Overall, the study shows that children's free play at the computer can contribute different kinds of learning that are linguistic and mathematical as well as physical and social. In these potential learning situations, the computer functions as an active co-player in the children's interaction. Often, the computer game itself takes on a secondary role; the social aspect is the driving force of the children's participation in the situation. At the computer, the children form communities of practice, in which they learn from one another and explore various concepts. The authors conclude that free play at the computer can lead to learning in line with the curriculum goals. However, the children are not always aware of the learning, and learning is not always the focus of their interaction.

The authors identify two primary interaction patterns that take place when the children play in groups at the computer. The first interaction pattern is peer teaching, in which the children support or teach each other in the functions of the computer. The children position themselves in a teacher-pupil relationship, in which the computer is a co-player providing the children with sound and pictures that are integrated into their interaction. The second interaction pattern unfolds in everyday mathematics when the children use mathematical concepts as part of their interaction. For example, the children use numbers and first/last when agreeing the order of turns on the computer. The children's social interaction adds a mathematical aspect to the situation rather than the fact that they are playing a maths game. The children themselves are not aware that their interaction in connection with turn-taking has a mathematical aspect.

The authors stress that the children often use the computer games in other ways than those intended by the game providers. The children follow their own agenda and adapt the games to their own interaction. This is the case when the children intentionally make mistakes in a pairing fish game. The children still follow the objective of the game, which is to know the differences between shapes, but they adjust the game to their own context and use it to play with common perceptions of what fits together.


The authors draw on empiricism from two studies on children's interaction practices in front of a computer. In both studies, the data material consists of video footage from preschool classrooms with children aged 3-5 years. The first study includes two preschool classrooms with up to 20 children each, whereas the second study draws on data from one preschool (a total of 22 children). The video footage was analysed and indexed paying particular attention to the children's various interaction patterns.

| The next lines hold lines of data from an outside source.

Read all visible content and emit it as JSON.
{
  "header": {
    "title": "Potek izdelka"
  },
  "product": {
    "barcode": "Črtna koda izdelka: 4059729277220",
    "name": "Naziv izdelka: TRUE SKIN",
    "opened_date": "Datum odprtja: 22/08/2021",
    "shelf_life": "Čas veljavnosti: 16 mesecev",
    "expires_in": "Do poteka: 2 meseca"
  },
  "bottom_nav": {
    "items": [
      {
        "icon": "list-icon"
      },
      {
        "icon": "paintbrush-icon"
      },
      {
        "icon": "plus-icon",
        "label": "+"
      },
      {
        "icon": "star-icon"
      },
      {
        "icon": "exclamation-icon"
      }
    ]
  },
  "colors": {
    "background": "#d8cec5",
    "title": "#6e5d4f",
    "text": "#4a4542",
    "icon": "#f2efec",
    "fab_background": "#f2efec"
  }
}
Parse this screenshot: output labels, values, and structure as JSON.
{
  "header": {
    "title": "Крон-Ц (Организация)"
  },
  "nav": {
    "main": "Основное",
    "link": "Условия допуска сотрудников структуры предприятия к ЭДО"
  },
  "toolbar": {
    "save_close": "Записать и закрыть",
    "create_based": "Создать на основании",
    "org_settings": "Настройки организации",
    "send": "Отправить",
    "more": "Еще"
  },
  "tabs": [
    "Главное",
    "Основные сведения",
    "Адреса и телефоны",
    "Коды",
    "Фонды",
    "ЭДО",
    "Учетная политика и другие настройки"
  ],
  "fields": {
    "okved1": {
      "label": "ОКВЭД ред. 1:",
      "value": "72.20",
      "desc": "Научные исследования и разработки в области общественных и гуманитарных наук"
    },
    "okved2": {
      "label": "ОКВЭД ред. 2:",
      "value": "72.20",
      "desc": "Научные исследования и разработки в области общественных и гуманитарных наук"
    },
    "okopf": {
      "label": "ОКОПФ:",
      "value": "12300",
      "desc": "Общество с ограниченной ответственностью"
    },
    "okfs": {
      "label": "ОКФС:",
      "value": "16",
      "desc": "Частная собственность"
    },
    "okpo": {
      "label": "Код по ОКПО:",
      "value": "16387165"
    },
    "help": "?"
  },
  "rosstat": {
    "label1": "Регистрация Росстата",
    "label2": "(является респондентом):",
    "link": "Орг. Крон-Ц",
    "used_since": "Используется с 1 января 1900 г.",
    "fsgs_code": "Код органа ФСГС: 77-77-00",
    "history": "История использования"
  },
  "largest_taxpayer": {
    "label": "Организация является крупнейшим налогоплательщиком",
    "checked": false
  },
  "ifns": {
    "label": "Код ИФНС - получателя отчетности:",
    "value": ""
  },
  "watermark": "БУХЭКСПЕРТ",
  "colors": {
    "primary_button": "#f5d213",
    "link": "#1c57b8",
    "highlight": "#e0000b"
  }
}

Bevemyr, M. & Björk-Willén, P. (2016). Events of potential learning: how preschoolers produce curriculum at the computer during free play periods. Nordic Early Childhood Education Research Journal 12(8), 1-16.

Bevemyr, M. (2014). “Children’s Use of Everyday Mathematical Concepts to Describe, Argue and Negotiate Order of Turn”. I: Bergman, L. m.fl. (red.): Childhood, learning and didactics. Educare-vetenskapliga skrifter, 2014:2. Malmö: Malmö Högskola. 63-87

Financed by

The empirical material comes from two studies on children's interaction with each other at a computer. One of the studies is part of a larger project funded by the Swedish Research Council.